В девятом часу утра я тащился на извозчике с Балтийского вокзала домой, в Тюремный переулок. У меня не хватало сердца от нетерпения попасть скорее домой, а ванька* точно смеялся надо мною, чмокая губами, дергая вожжами, жаловался на дороговизну овса, нестерпимо портил чистый морозный воздух и положительно стоял на месте. Как я ни убеждал его, что через Литовский рынок ближе, он повез меня мимо Покрова, через Аларгин мост. Вот она, гимназия наша, «СПБГ», трехэтажная, серая, проклятая. Пока я проезжал мимо, я таращил ей кукиши, как кошевой Сагайдачный некогда показывал эту комбинацию пальцев Очакову.

Приехал! Событие! Коля приехал, в синих штанах с белым кантом! Мама рада, потому что двадцать лет назад в муках произвела меня на свет. Отец рад, потому что поотвык за четыре месяца от моей особы, да и кто его знает, чем черт не шутит – вдруг Коля дотянет институт до конца и станет человеком. Брат рад, потому что попросту любит меня. Вместе играли, вместе болели, вместе ненавидели гимназию. Но он организованней меня, хороший математик и будет хорошим инженером водных путей сообщения, а я – расхляба, отвратительный математик и паршивый инженер собственных путей в жизни. Противоположные, а противоположности – сходятся. Сестра рада, потому что ей будет с кем возиться. Одним словом, все рады, а я хожу в синих штанах, и улыбаюсь, и веду мудрые разговоры о мудрых законах природы, умалчивая о мудростях химии.

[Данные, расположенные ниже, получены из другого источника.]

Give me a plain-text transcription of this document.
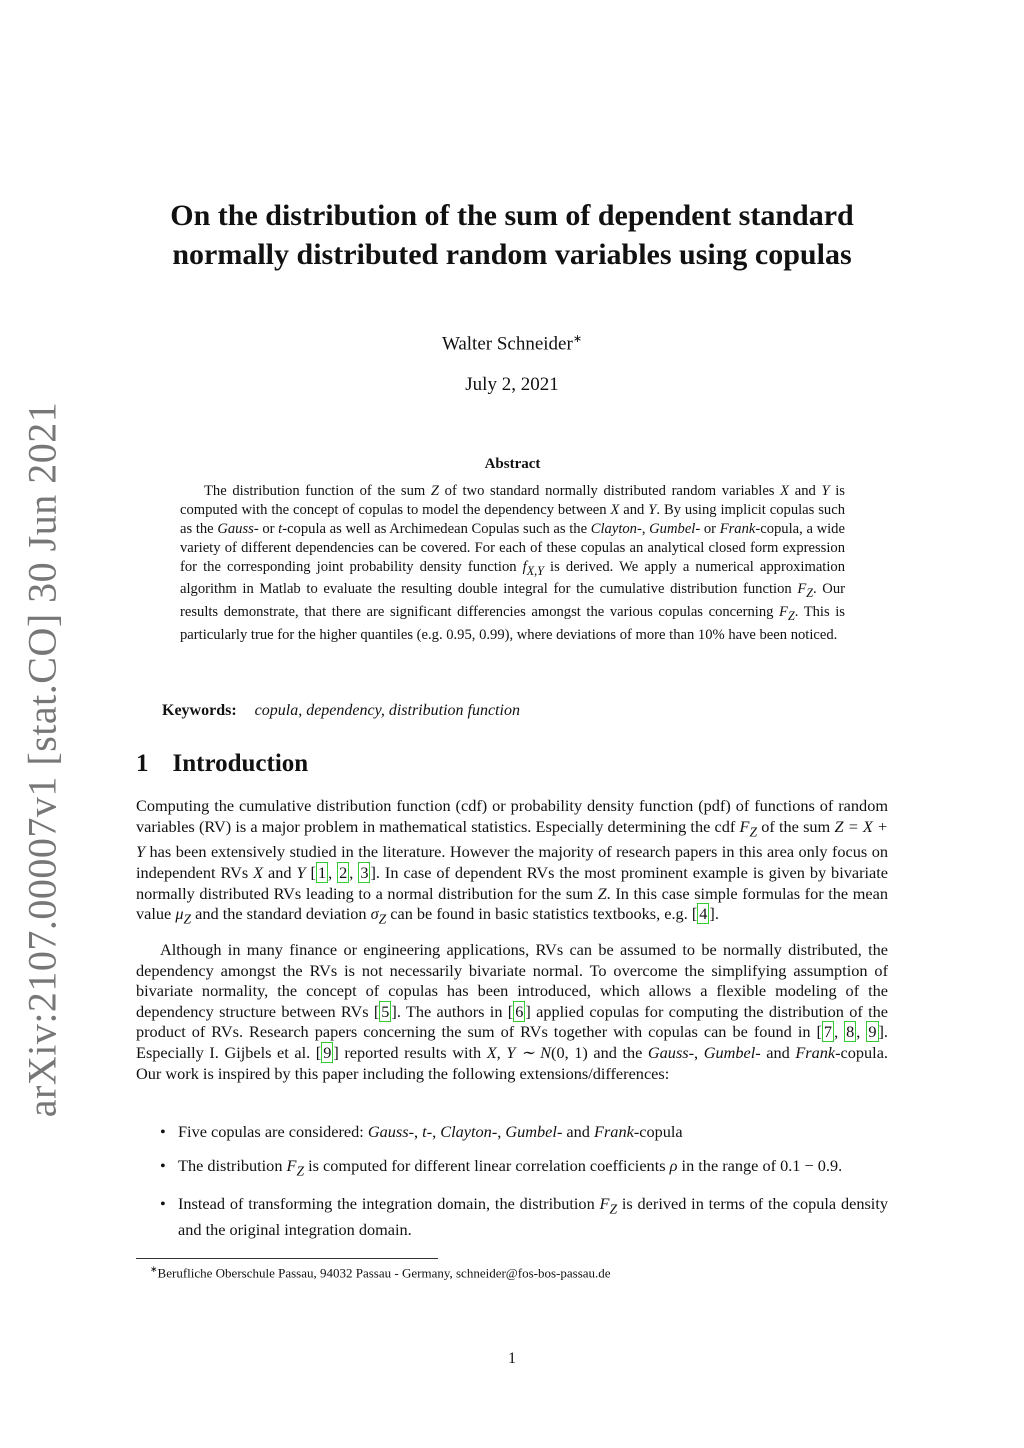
arXiv:2107.00007v1 [stat.CO] 30 Jun 2021
On the distribution of the sum of dependent standard normally distributed random variables using copulas
Walter Schneider∗
July 2, 2021
Abstract

The distribution function of the sum Z of two standard normally distributed random variables X and Y is computed with the concept of copulas to model the dependency between X and Y. By using implicit copulas such as the Gauss- or t-copula as well as Archimedean Copulas such as the Clayton-, Gumbel- or Frank-copula, a wide variety of different dependencies can be covered. For each of these copulas an analytical closed form expression for the corresponding joint probability density function $f_{X,Y}$ is derived. We apply a numerical approximation algorithm in Matlab to evaluate the resulting double integral for the cumulative distribution function $F_Z$. Our results demonstrate, that there are significant differencies amongst the various copulas concerning $F_Z$. This is particularly true for the higher quantiles (e.g. 0.95, 0.99), where deviations of more than 10% have been noticed.

Keywords: copula, dependency, distribution function
1 Introduction

Computing the cumulative distribution function (cdf) or probability density function (pdf) of functions of random variables (RV) is a major problem in mathematical statistics. Especially determining the cdf $F_Z$ of the sum Z = X + Y has been extensively studied in the literature. However the majority of research papers in this area only focus on independent RVs X and Y [ 1 , 2 , 3 ]. In case of dependent RVs the most prominent example is given by bivariate normally distributed RVs leading to a normal distribution for the sum Z. In this case simple formulas for the mean value $\mu_Z$ and the standard deviation $\sigma_Z$ can be found in basic statistics textbooks, e.g. [ 4 ].

Although in many finance or engineering applications, RVs can be assumed to be normally distributed, the dependency amongst the RVs is not necessarily bivariate normal. To overcome the simplifying assumption of bivariate normality, the concept of copulas has been introduced, which allows a flexible modeling of the dependency structure between RVs [ 5 ]. The authors in [ 6 ] applied copulas for computing the distribution of the product of RVs. Research papers concerning the sum of RVs together with copulas can be found in [ 7 , 8 , 9 ]. Especially I. Gijbels et al. [ 9 ] reported results with X, Y ∼ N(0, 1) and the Gauss-, Gumbel- and Frank-copula. Our work is inspired by this paper including the following extensions/differences:

• Five copulas are considered: Gauss-, t-, Clayton-, Gumbel- and Frank-copula
• The distribution $F_Z$ is computed for different linear correlation coefficients ρ in the range of 0.1 − 0.9.
• Instead of transforming the integration domain, the distribution $F_Z$ is derived in terms of the copula density and the original integration domain.
∗Berufliche Oberschule Passau, 94032 Passau - Germany, schneider@fos-bos-passau.de
1
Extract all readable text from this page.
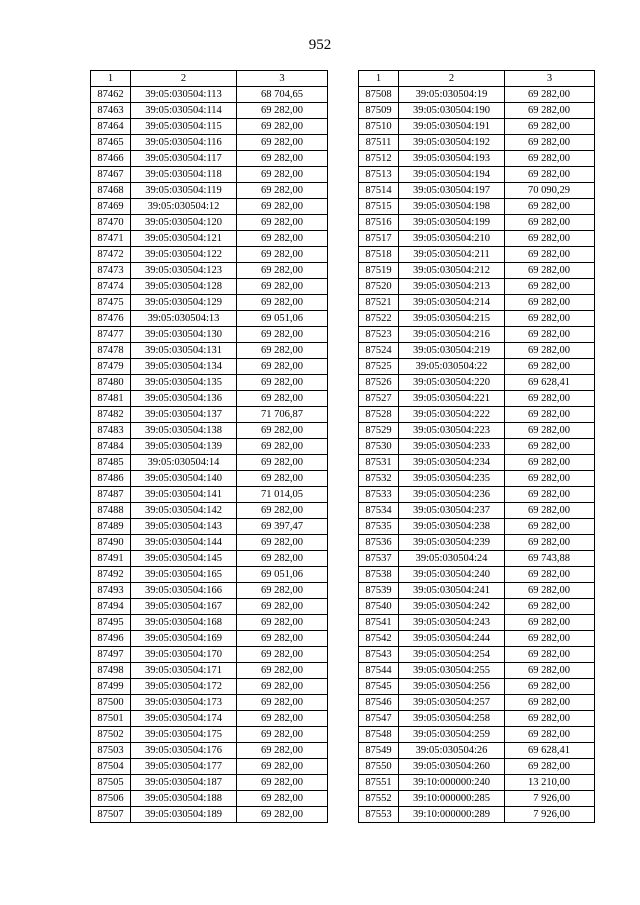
952
1	2	3
87462	39:05:030504:113	68 704,65
87463	39:05:030504:114	69 282,00
87464	39:05:030504:115	69 282,00
87465	39:05:030504:116	69 282,00
87466	39:05:030504:117	69 282,00
87467	39:05:030504:118	69 282,00
87468	39:05:030504:119	69 282,00
87469	39:05:030504:12	69 282,00
87470	39:05:030504:120	69 282,00
87471	39:05:030504:121	69 282,00
87472	39:05:030504:122	69 282,00
87473	39:05:030504:123	69 282,00
87474	39:05:030504:128	69 282,00
87475	39:05:030504:129	69 282,00
87476	39:05:030504:13	69 051,06
87477	39:05:030504:130	69 282,00
87478	39:05:030504:131	69 282,00
87479	39:05:030504:134	69 282,00
87480	39:05:030504:135	69 282,00
87481	39:05:030504:136	69 282,00
87482	39:05:030504:137	71 706,87
87483	39:05:030504:138	69 282,00
87484	39:05:030504:139	69 282,00
87485	39:05:030504:14	69 282,00
87486	39:05:030504:140	69 282,00
87487	39:05:030504:141	71 014,05
87488	39:05:030504:142	69 282,00
87489	39:05:030504:143	69 397,47
87490	39:05:030504:144	69 282,00
87491	39:05:030504:145	69 282,00
87492	39:05:030504:165	69 051,06
87493	39:05:030504:166	69 282,00
87494	39:05:030504:167	69 282,00
87495	39:05:030504:168	69 282,00
87496	39:05:030504:169	69 282,00
87497	39:05:030504:170	69 282,00
87498	39:05:030504:171	69 282,00
87499	39:05:030504:172	69 282,00
87500	39:05:030504:173	69 282,00
87501	39:05:030504:174	69 282,00
87502	39:05:030504:175	69 282,00
87503	39:05:030504:176	69 282,00
87504	39:05:030504:177	69 282,00
87505	39:05:030504:187	69 282,00
87506	39:05:030504:188	69 282,00
87507	39:05:030504:189	69 282,00
1	2	3
87508	39:05:030504:19	69 282,00
87509	39:05:030504:190	69 282,00
87510	39:05:030504:191	69 282,00
87511	39:05:030504:192	69 282,00
87512	39:05:030504:193	69 282,00
87513	39:05:030504:194	69 282,00
87514	39:05:030504:197	70 090,29
87515	39:05:030504:198	69 282,00
87516	39:05:030504:199	69 282,00
87517	39:05:030504:210	69 282,00
87518	39:05:030504:211	69 282,00
87519	39:05:030504:212	69 282,00
87520	39:05:030504:213	69 282,00
87521	39:05:030504:214	69 282,00
87522	39:05:030504:215	69 282,00
87523	39:05:030504:216	69 282,00
87524	39:05:030504:219	69 282,00
87525	39:05:030504:22	69 282,00
87526	39:05:030504:220	69 628,41
87527	39:05:030504:221	69 282,00
87528	39:05:030504:222	69 282,00
87529	39:05:030504:223	69 282,00
87530	39:05:030504:233	69 282,00
87531	39:05:030504:234	69 282,00
87532	39:05:030504:235	69 282,00
87533	39:05:030504:236	69 282,00
87534	39:05:030504:237	69 282,00
87535	39:05:030504:238	69 282,00
87536	39:05:030504:239	69 282,00
87537	39:05:030504:24	69 743,88
87538	39:05:030504:240	69 282,00
87539	39:05:030504:241	69 282,00
87540	39:05:030504:242	69 282,00
87541	39:05:030504:243	69 282,00
87542	39:05:030504:244	69 282,00
87543	39:05:030504:254	69 282,00
87544	39:05:030504:255	69 282,00
87545	39:05:030504:256	69 282,00
87546	39:05:030504:257	69 282,00
87547	39:05:030504:258	69 282,00
87548	39:05:030504:259	69 282,00
87549	39:05:030504:26	69 628,41
87550	39:05:030504:260	69 282,00
87551	39:10:000000:240	13 210,00
87552	39:10:000000:285	7 926,00
87553	39:10:000000:289	7 926,00
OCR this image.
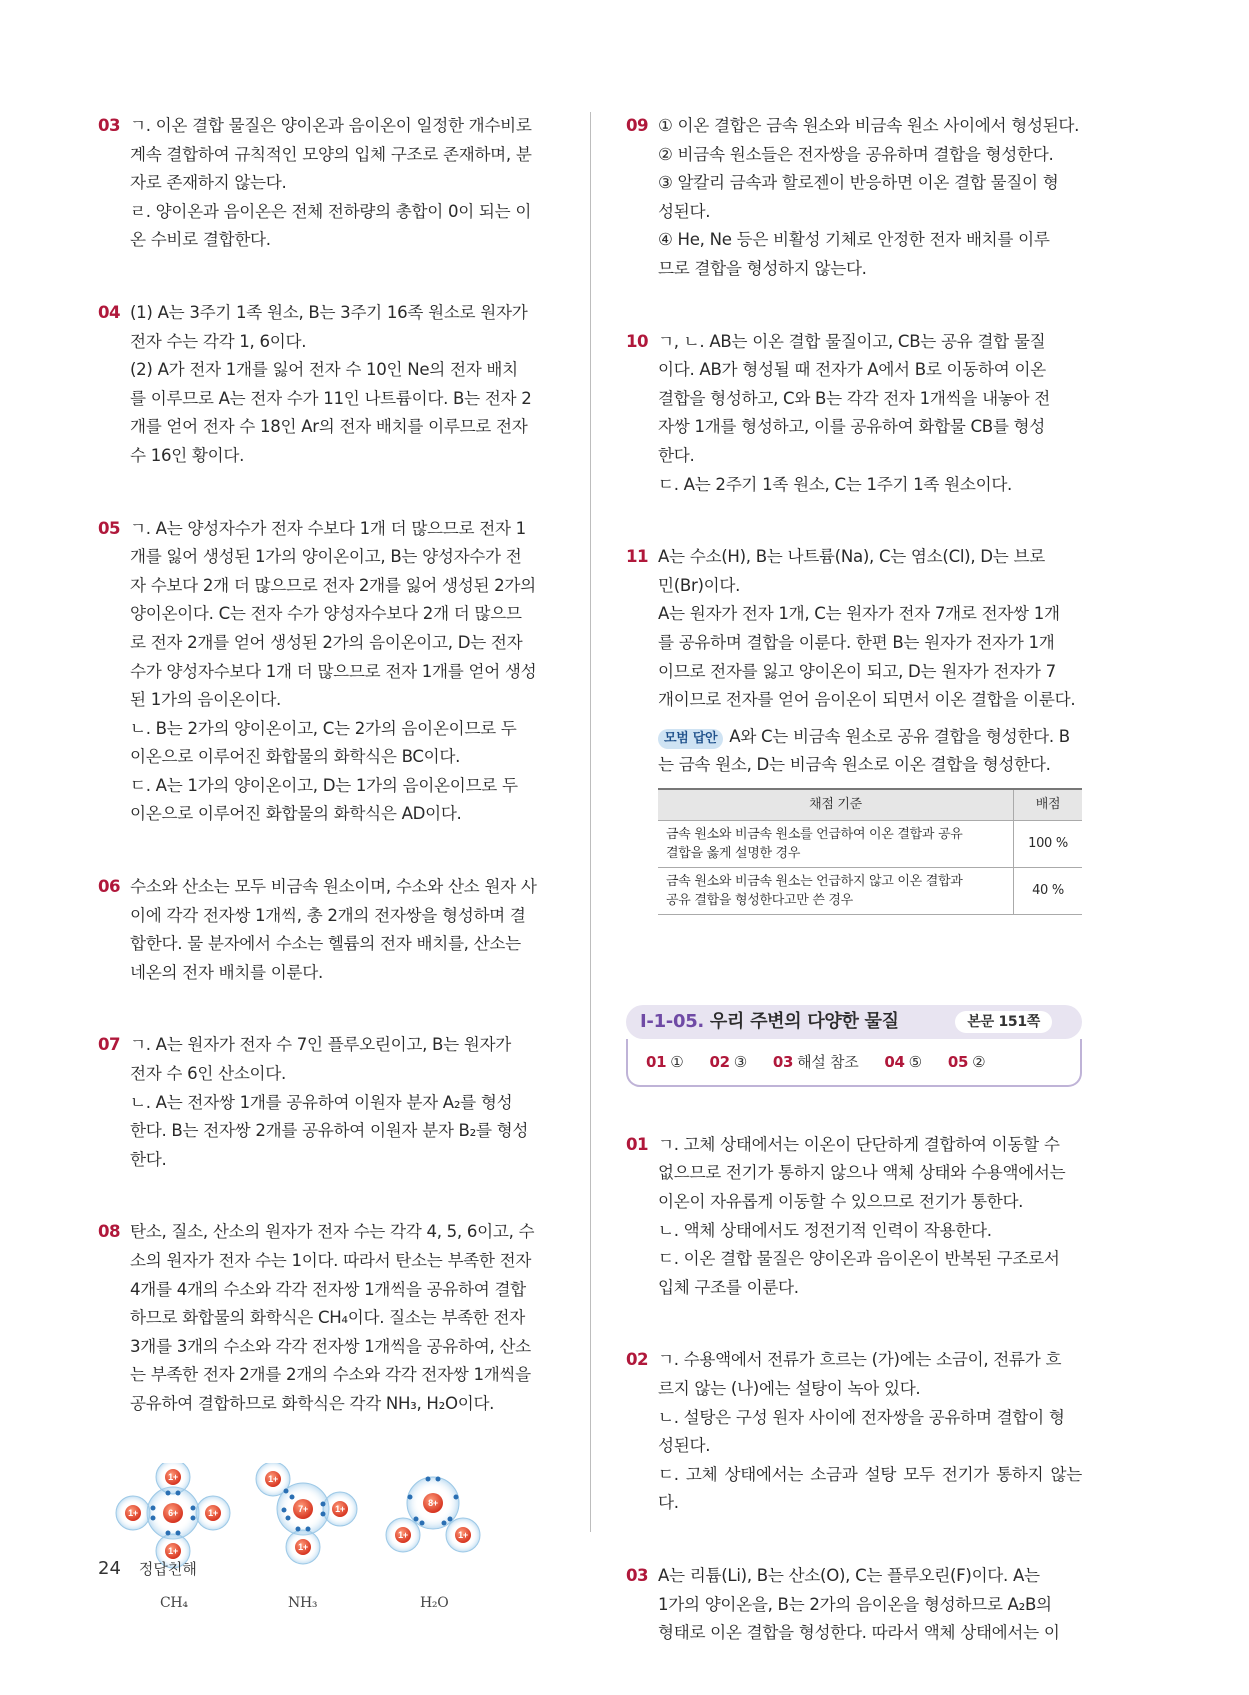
03 ㄱ. 이온 결합 물질은 양이온과 음이온이 일정한 개수비로
계속 결합하여 규칙적인 모양의 입체 구조로 존재하며, 분
자로 존재하지 않는다.
ㄹ. 양이온과 음이온은 전체 전하량의 총합이 0이 되는 이
온 수비로 결합한다.
04 (1) A는 3주기 1족 원소, B는 3주기 16족 원소로 원자가
전자 수는 각각 1, 6이다.
(2) A가 전자 1개를 잃어 전자 수 10인 Ne의 전자 배치
를 이루므로 A는 전자 수가 11인 나트륨이다. B는 전자 2
개를 얻어 전자 수 18인 Ar의 전자 배치를 이루므로 전자
수 16인 황이다.
05 ㄱ. A는 양성자수가 전자 수보다 1개 더 많으므로 전자 1
개를 잃어 생성된 1가의 양이온이고, B는 양성자수가 전
자 수보다 2개 더 많으므로 전자 2개를 잃어 생성된 2가의
양이온이다. C는 전자 수가 양성자수보다 2개 더 많으므
로 전자 2개를 얻어 생성된 2가의 음이온이고, D는 전자
수가 양성자수보다 1개 더 많으므로 전자 1개를 얻어 생성
된 1가의 음이온이다.
ㄴ. B는 2가의 양이온이고, C는 2가의 음이온이므로 두
이온으로 이루어진 화합물의 화학식은 BC이다.
ㄷ. A는 1가의 양이온이고, D는 1가의 음이온이므로 두
이온으로 이루어진 화합물의 화학식은 AD이다.
06 수소와 산소는 모두 비금속 원소이며, 수소와 산소 원자 사
이에 각각 전자쌍 1개씩, 총 2개의 전자쌍을 형성하며 결
합한다. 물 분자에서 수소는 헬륨의 전자 배치를, 산소는
네온의 전자 배치를 이룬다.
07 ㄱ. A는 원자가 전자 수 7인 플루오린이고, B는 원자가
전자 수 6인 산소이다.
ㄴ. A는 전자쌍 1개를 공유하여 이원자 분자 A₂를 형성
한다. B는 전자쌍 2개를 공유하여 이원자 분자 B₂를 형성
한다.
08 탄소, 질소, 산소의 원자가 전자 수는 각각 4, 5, 6이고, 수
소의 원자가 전자 수는 1이다. 따라서 탄소는 부족한 전자
4개를 4개의 수소와 각각 전자쌍 1개씩을 공유하여 결합
하므로 화합물의 화학식은 CH₄이다. 질소는 부족한 전자
3개를 3개의 수소와 각각 전자쌍 1개씩을 공유하여, 산소
는 부족한 전자 2개를 2개의 수소와 각각 전자쌍 1개씩을
공유하여 결합하므로 화학식은 각각 NH₃, H₂O이다.
6+
1+
1+
1+	1+	7+
1+
1+
1+
8+
1+	1+
CH₄	NH₃	H₂O
09 ① 이온 결합은 금속 원소와 비금속 원소 사이에서 형성된다.
② 비금속 원소들은 전자쌍을 공유하며 결합을 형성한다.
③ 알칼리 금속과 할로젠이 반응하면 이온 결합 물질이 형
성된다.
④ He, Ne 등은 비활성 기체로 안정한 전자 배치를 이루
므로 결합을 형성하지 않는다.
10 ㄱ, ㄴ. AB는 이온 결합 물질이고, CB는 공유 결합 물질
이다. AB가 형성될 때 전자가 A에서 B로 이동하여 이온
결합을 형성하고, C와 B는 각각 전자 1개씩을 내놓아 전
자쌍 1개를 형성하고, 이를 공유하여 화합물 CB를 형성
한다.
ㄷ. A는 2주기 1족 원소, C는 1주기 1족 원소이다.
11 A는 수소(H), B는 나트륨(Na), C는 염소(Cl), D는 브로
민(Br)이다.
A는 원자가 전자 1개, C는 원자가 전자 7개로 전자쌍 1개
를 공유하며 결합을 이룬다. 한편 B는 원자가 전자가 1개
이므로 전자를 잃고 양이온이 되고, D는 원자가 전자가 7
개이므로 전자를 얻어 음이온이 되면서 이온 결합을 이룬다.
모범 답안 A와 C는 비금속 원소로 공유 결합을 형성한다. B
는 금속 원소, D는 비금속 원소로 이온 결합을 형성한다.
채점 기준	배점

금속 원소와 비금속 원소를 언급하여 이온 결합과 공유
결합을 옳게 설명한 경우	100 %

금속 원소와 비금속 원소는 언급하지 않고 이온 결합과
공유 결합을 형성한다고만 쓴 경우	40 %
Ⅰ-1-05. 우리 주변의 다양한 물질	본문 151쪽
01 ① 02 ③ 03 해설 참조 04 ⑤ 05 ②
01 ㄱ. 고체 상태에서는 이온이 단단하게 결합하여 이동할 수
없으므로 전기가 통하지 않으나 액체 상태와 수용액에서는
이온이 자유롭게 이동할 수 있으므로 전기가 통한다.
ㄴ. 액체 상태에서도 정전기적 인력이 작용한다.
ㄷ. 이온 결합 물질은 양이온과 음이온이 반복된 구조로서
입체 구조를 이룬다.
02 ㄱ. 수용액에서 전류가 흐르는 (가)에는 소금이, 전류가 흐
르지 않는 (나)에는 설탕이 녹아 있다.
ㄴ. 설탕은 구성 원자 사이에 전자쌍을 공유하며 결합이 형
성된다.
ㄷ. 고체 상태에서는 소금과 설탕 모두 전기가 통하지 않는다.
03 A는 리튬(Li), B는 산소(O), C는 플루오린(F)이다. A는
1가의 양이온을, B는 2가의 음이온을 형성하므로 A₂B의
형태로 이온 결합을 형성한다. 따라서 액체 상태에서는 이
24 정답친해
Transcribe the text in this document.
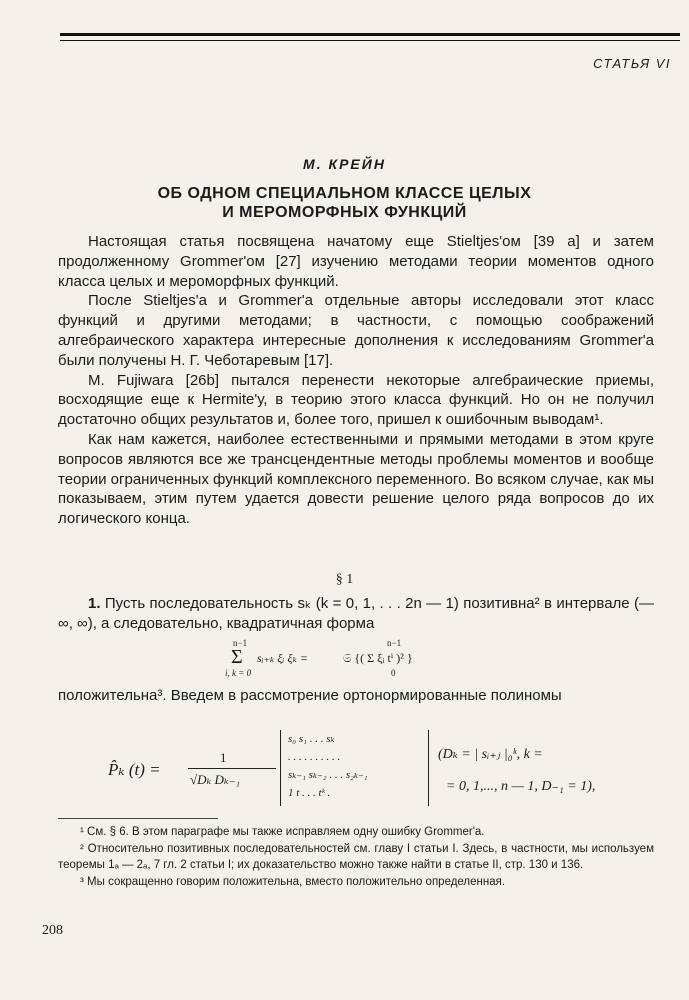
СТАТЬЯ VI
М. КРЕЙН
ОБ ОДНОМ СПЕЦИАЛЬНОМ КЛАССЕ ЦЕЛЫХ
И МЕРОМОРФНЫХ ФУНКЦИЙ

Настоящая статья посвящена начатому еще Stieltjes'ом [39 a] и затем продолженному Grommer'ом [27] изучению методами теории моментов одного класса целых и мероморфных функций.

После Stieltjes'а и Grommer'а отдельные авторы исследовали этот класс функций и другими методами; в частности, с помощью соображений алгебраического характера интересные дополнения к исследованиям Grommer'а были получены Н. Г. Чеботаревым [17].

M. Fujiwara [26b] пытался перенести некоторые алгебраические приемы, восходящие еще к Hermite'у, в теорию этого класса функций. Но он не получил достаточно общих результатов и, более того, пришел к ошибочным выводам¹.

Как нам кажется, наиболее естественными и прямыми методами в этом круге вопросов являются все же трансцендентные методы проблемы моментов и вообще теории ограниченных функций комплексного переменного. Во всяком случае, как мы показываем, этим путем удается довести решение целого ряда вопросов до их логического конца.

§ 1

1. Пусть последовательность sₖ (k = 0, 1, . . . 2n — 1) позитивна² в интервале (— ∞, ∞), а следовательно, квадратичная форма

n−1
Σ
i, k = 0
sᵢ₊ₖ ξᵢ ξₖ =	𝔖 {( Σ ξᵢ tⁱ )² }
n−1
0
положительна³. Введем в рассмотрение ортонормированные полиномы
P̂ₖ (t) =
1
√Dₖ Dₖ₋₁
s₀ s₁ . . . sₖ
. . . . . . . . . .
sₖ₋₁ sₖ₋₂ . . . s₂ₖ₋₁
1 t . . . tᵏ .
(Dₖ = | sᵢ₊ⱼ |₀ᵏ, k =
= 0, 1,..., n — 1, D₋₁ = 1),

¹ См. § 6. В этом параграфе мы также исправляем одну ошибку Grommer'а.

² Относительно позитивных последовательностей см. главу I статьи I. Здесь, в частности, мы используем теоремы 1ₐ — 2ₐ, 7 гл. 2 статьи I; их доказательство можно также найти в статье II, стр. 130 и 136.

³ Мы сокращенно говорим положительна, вместо положительно определенная.

208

Брат сообщает мне, что объявился замечательный бас в частной опере в Панаевском театре. В первый же вечер мы на верхах этого театра. Слушаем «Фауста», Мефистофеля поет долговязый парень. Поет исключительно и играет не хуже того. Фамилия этого долговязого Шаляпин. Одни говорят, что он крючник, другие – что певчий, а третьи – что он друг Максима Горького. Но кто бы он ни был, он успех имеет громадный, особенно у молодежи. Мы не пропускаем ни одного «Фауста», и по окончании оперы собираемся большим хором; брат задает тон: до-ля-фа, и мы, глоток в двадцать, орем аккордом – «Шаля-я-я-пин», «Шааляяяпин»,– и орем так настойчиво, что он всегда удостаивает нашу капеллу особенно дружескими поклонами.

Шаляпин вынырнул вдруг и сразу произвел эффект, с которым и прошел свою блестящую артистическую карьеру и жизнь. Но я должен сказать, что для меня и для очень многих других Шаляпин не являлся чем-то небывало-прекрасным. Шаляпин – Шаляпиным, а Стравинский – Стравинским*. Чей голос лучше? Кто играет лучше? Кто был культурней? Приходится смолкать, ибо Стравинский кончает свою артистическую карьеру, а Шаляпин только ее начинает… Одно могу сказать, что Стравинский ростом меньше Шаляпина. Новый тенор, Секар-Рожанский**, так радовал, а теперь его уже нет. Ушел. Куда? Куда и мы уйдем. Уйдем, будь покоен.

Пишу, тороплюсь. Черт с ней, с формой. Важно то, что я знал то, чего ты не знаешь, а что знал ты – я не знаю. Скажем об этом, а кто-нибудь будет знать и больше твоего, и больше моего.

Коля ходит в синих штанах. Ему рады дома. Он читает новые книги, смотрит на брата, любит его и думает, почему он разлюбил одну девушку – стройную, нежную, нужную, и думает, что теперь любит другую – большую, может быть, даже толстую, с пухлыми губами, с торчащей пазухой и широкими, мясистыми бедрами. Поет эта большая, да еще учится на курсах историческо-философских. Поет, аккомпанирует ей брат и вслушивается в эти красивые громкие звуки, пустые, как громадная пустая комната…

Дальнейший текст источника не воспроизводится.